A spousal* RRSP is exactly what it appears to be, quite simply a Registered Retirement Savings Plan (RRSP) for a spouse; a plan that can not only help your client and their spouse set aside funds for their retirement, but can save them some tax dollars in the process. The general idea of the spousal RRSP is that one person, typically the higher earner, contributes money to the plan on behalf of their spouse. The main benefit for your client is that a contribution can be made each year (subject to your client’s contribution limit) and their spouse will see a tax-free return until those assets are withdrawn.
Typically, a spousal RRSP is utilized when one spouse has significantly more money in their RRSP than the other. By splitting the invested amount between an RRSP and a spousal RRSP, each of them can enjoy retirement dollars and potentially pay less tax by withdrawing the funds when they are both in a lower tax bracket. It’s a win-win!

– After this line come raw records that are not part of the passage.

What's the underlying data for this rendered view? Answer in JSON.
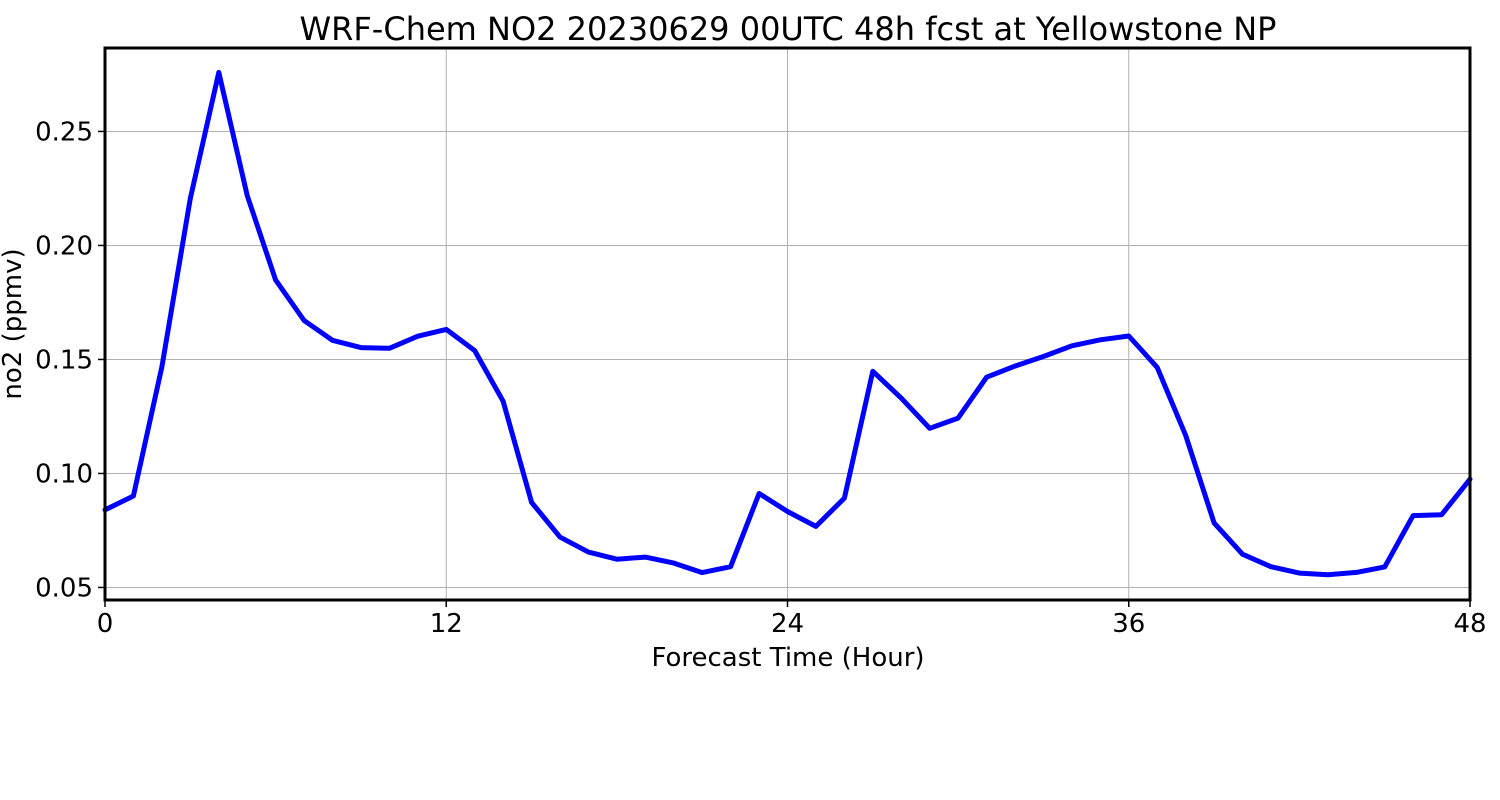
{
  "chart_data": {
    "type": "line",
    "title": "WRF-Chem NO2  20230629 00UTC 48h fcst at Yellowstone NP",
    "xlabel": "Forecast Time (Hour)",
    "ylabel": "no2  (ppmv)",
    "xlim": [
      0,
      48
    ],
    "ylim": [
      0.0445,
      0.2866
    ],
    "xticks": [
      0,
      12,
      24,
      36,
      48
    ],
    "xtick_labels": [
      "0",
      "12",
      "24",
      "36",
      "48"
    ],
    "yticks": [
      0.05,
      0.1,
      0.15,
      0.2,
      0.25
    ],
    "ytick_labels": [
      "0.05",
      "0.10",
      "0.15",
      "0.20",
      "0.25"
    ],
    "grid": true,
    "line_color": "#0000ff",
    "series": [
      {
        "x": [
          0,
          1,
          2,
          3,
          4,
          5,
          6,
          7,
          8,
          9,
          10,
          11,
          12,
          13,
          14,
          15,
          16,
          17,
          18,
          19,
          20,
          21,
          22,
          23,
          24,
          25,
          26,
          27,
          28,
          29,
          30,
          31,
          32,
          33,
          34,
          35,
          36,
          37,
          38,
          39,
          40,
          41,
          42,
          43,
          44,
          45,
          46,
          47,
          48
        ],
        "values": [
          0.084,
          0.0901,
          0.1468,
          0.2206,
          0.2759,
          0.2219,
          0.1849,
          0.1671,
          0.1584,
          0.1552,
          0.1549,
          0.1602,
          0.1632,
          0.1539,
          0.1317,
          0.0873,
          0.0721,
          0.0655,
          0.0624,
          0.0633,
          0.0607,
          0.0565,
          0.0591,
          0.0912,
          0.0833,
          0.0768,
          0.0892,
          0.1448,
          0.133,
          0.1198,
          0.1243,
          0.1422,
          0.1471,
          0.1513,
          0.156,
          0.1586,
          0.1603,
          0.1465,
          0.1168,
          0.0783,
          0.0646,
          0.0591,
          0.0563,
          0.0556,
          0.0566,
          0.059,
          0.0815,
          0.0819,
          0.0975
        ]
      }
    ]
  }
}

Let’s see how this works for your client…lets assume that your client earns $100k and their spouse earns $50k. Given RRSP contribution limits of 18%, they can deposit $18k and their spouse can deposit $9k into their respective RRSPs. However, if they are using a spousal account, they can deposit $13k to their own account and $5k to the spousal account. Your client’s total contribution is still $18k, but it is now divided over two accounts, allowing your client to split the income with their spouse. Their spouse can still deposit the original $9k into that spousal account.

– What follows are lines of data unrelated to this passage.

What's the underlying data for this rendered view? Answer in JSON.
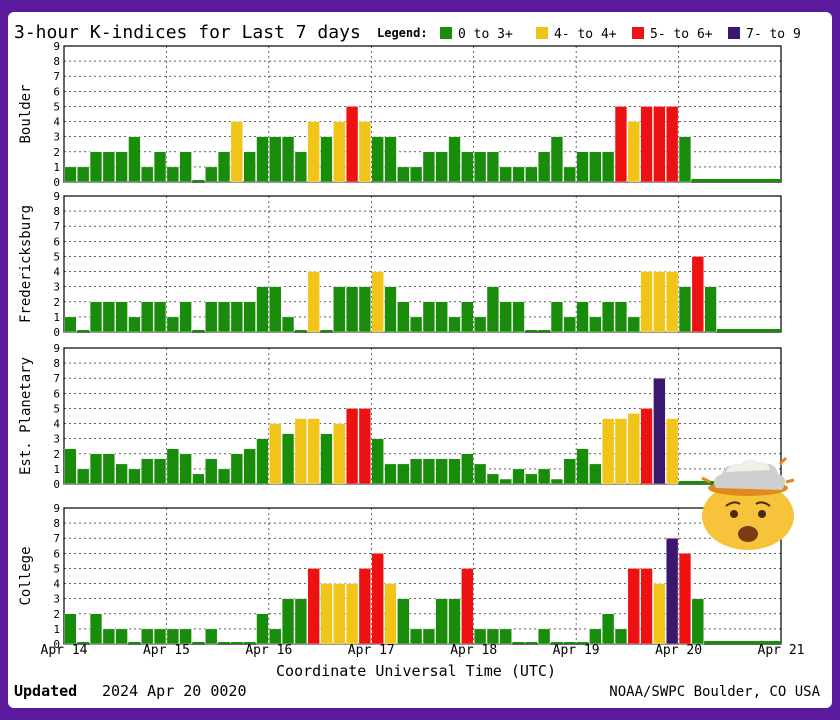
{
  "title": "3-hour K-indices for Last 7 days",
  "legend": {
    "label": "Legend:",
    "items": [
      {
        "label": "0 to 3+",
        "color": "#1a8c0c"
      },
      {
        "label": "4- to 4+",
        "color": "#f0c419"
      },
      {
        "label": "5- to 6+",
        "color": "#ee1111"
      },
      {
        "label": "7- to 9",
        "color": "#3b1870"
      }
    ]
  },
  "x_axis": {
    "title": "Coordinate Universal Time (UTC)",
    "ticks": [
      "Apr 14",
      "Apr 15",
      "Apr 16",
      "Apr 17",
      "Apr 18",
      "Apr 19",
      "Apr 20",
      "Apr 21"
    ]
  },
  "footer": {
    "updated_label": "Updated",
    "updated_value": "2024 Apr 20 0020",
    "source": "NOAA/SWPC Boulder, CO USA"
  },
  "emoji": "exploding-head-emoji",
  "chart_data": [
    {
      "type": "bar",
      "station": "Boulder",
      "ylim": [
        0,
        9
      ],
      "yticks": [
        0,
        1,
        2,
        3,
        4,
        5,
        6,
        7,
        8,
        9
      ],
      "grid": true,
      "x_unit": "3-hour intervals starting Apr 14 00 UT",
      "values": [
        1,
        1,
        2,
        2,
        2,
        3,
        1,
        2,
        1,
        2,
        0,
        1,
        2,
        4,
        2,
        3,
        3,
        3,
        2,
        4,
        3,
        4,
        5,
        4,
        3,
        3,
        1,
        1,
        2,
        2,
        3,
        2,
        2,
        2,
        1,
        1,
        1,
        2,
        3,
        1,
        2,
        2,
        2,
        5,
        4,
        5,
        5,
        5,
        3
      ]
    },
    {
      "type": "bar",
      "station": "Fredericksburg",
      "ylim": [
        0,
        9
      ],
      "yticks": [
        0,
        1,
        2,
        3,
        4,
        5,
        6,
        7,
        8,
        9
      ],
      "grid": true,
      "x_unit": "3-hour intervals starting Apr 14 00 UT",
      "values": [
        1,
        0,
        2,
        2,
        2,
        1,
        2,
        2,
        1,
        2,
        0,
        2,
        2,
        2,
        2,
        3,
        3,
        1,
        0,
        4,
        0,
        3,
        3,
        3,
        4,
        3,
        2,
        1,
        2,
        2,
        1,
        2,
        1,
        3,
        2,
        2,
        0,
        0,
        2,
        1,
        2,
        1,
        2,
        2,
        1,
        4,
        4,
        4,
        3,
        5,
        3
      ]
    },
    {
      "type": "bar",
      "station": "Est. Planetary",
      "ylim": [
        0,
        9
      ],
      "yticks": [
        0,
        1,
        2,
        3,
        4,
        5,
        6,
        7,
        8,
        9
      ],
      "grid": true,
      "x_unit": "3-hour intervals starting Apr 14 00 UT",
      "values": [
        2.33,
        1,
        2,
        2,
        1.33,
        1,
        1.67,
        1.67,
        2.33,
        2,
        0.67,
        1.67,
        1,
        2,
        2.33,
        3,
        4,
        3.33,
        4.33,
        4.33,
        3.33,
        4,
        5,
        5,
        3,
        1.33,
        1.33,
        1.67,
        1.67,
        1.67,
        1.67,
        2,
        1.33,
        0.67,
        0.33,
        1,
        0.67,
        1,
        0.33,
        1.67,
        2.33,
        1.33,
        4.33,
        4.33,
        4.67,
        5,
        7,
        4.33
      ]
    },
    {
      "type": "bar",
      "station": "College",
      "ylim": [
        0,
        9
      ],
      "yticks": [
        0,
        1,
        2,
        3,
        4,
        5,
        6,
        7,
        8,
        9
      ],
      "grid": true,
      "x_unit": "3-hour intervals starting Apr 14 00 UT",
      "values": [
        2,
        0,
        2,
        1,
        1,
        0,
        1,
        1,
        1,
        1,
        0,
        1,
        0,
        0,
        0,
        2,
        1,
        3,
        3,
        5,
        4,
        4,
        4,
        5,
        6,
        4,
        3,
        1,
        1,
        3,
        3,
        5,
        1,
        1,
        1,
        0,
        0,
        1,
        0,
        0,
        0,
        1,
        2,
        1,
        5,
        5,
        4,
        7,
        6,
        3
      ]
    }
  ]
}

The scenario becomes a little different for your client without a spousal RRSP. For example, if our client has $1 million upon retirement and their spouse has $400k, a standard 5% withdrawal rate would result in taxable income of $50k for your client and $20k for their spouse. It is expected that your client’s $50k annual withdrawal will be taxed at a higher rate. Yet, if a spousal RRSP had been set up, both accounts could have accumulated $700k each (same total amount) and taken out an annual income of $35k per person, resulting in tax at a lower rate.

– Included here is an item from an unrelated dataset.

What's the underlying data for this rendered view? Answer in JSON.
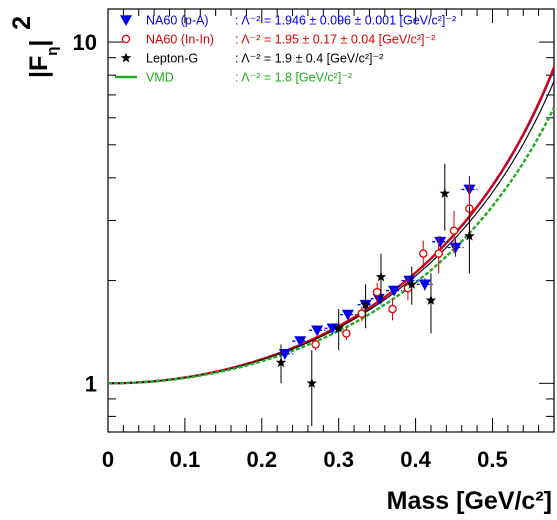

A spousal RRSP can also help to save on taxes if your client is over 71 years of age, but their spouse is not. By helping your client to open a spousal RRSP, contributions can be made on behalf of the spouse that is not over 71 and an income deduction can be claimed on that deposit. In addition, spousal RRSP payments can still be made in the year of death.
It is also worth noting that contributions to a spousal RRSP must remain in the fund for three calendar years from the year they are contributed or else the withdrawal amount will be added to your client’s net income for that year and your client will have to pay taxes.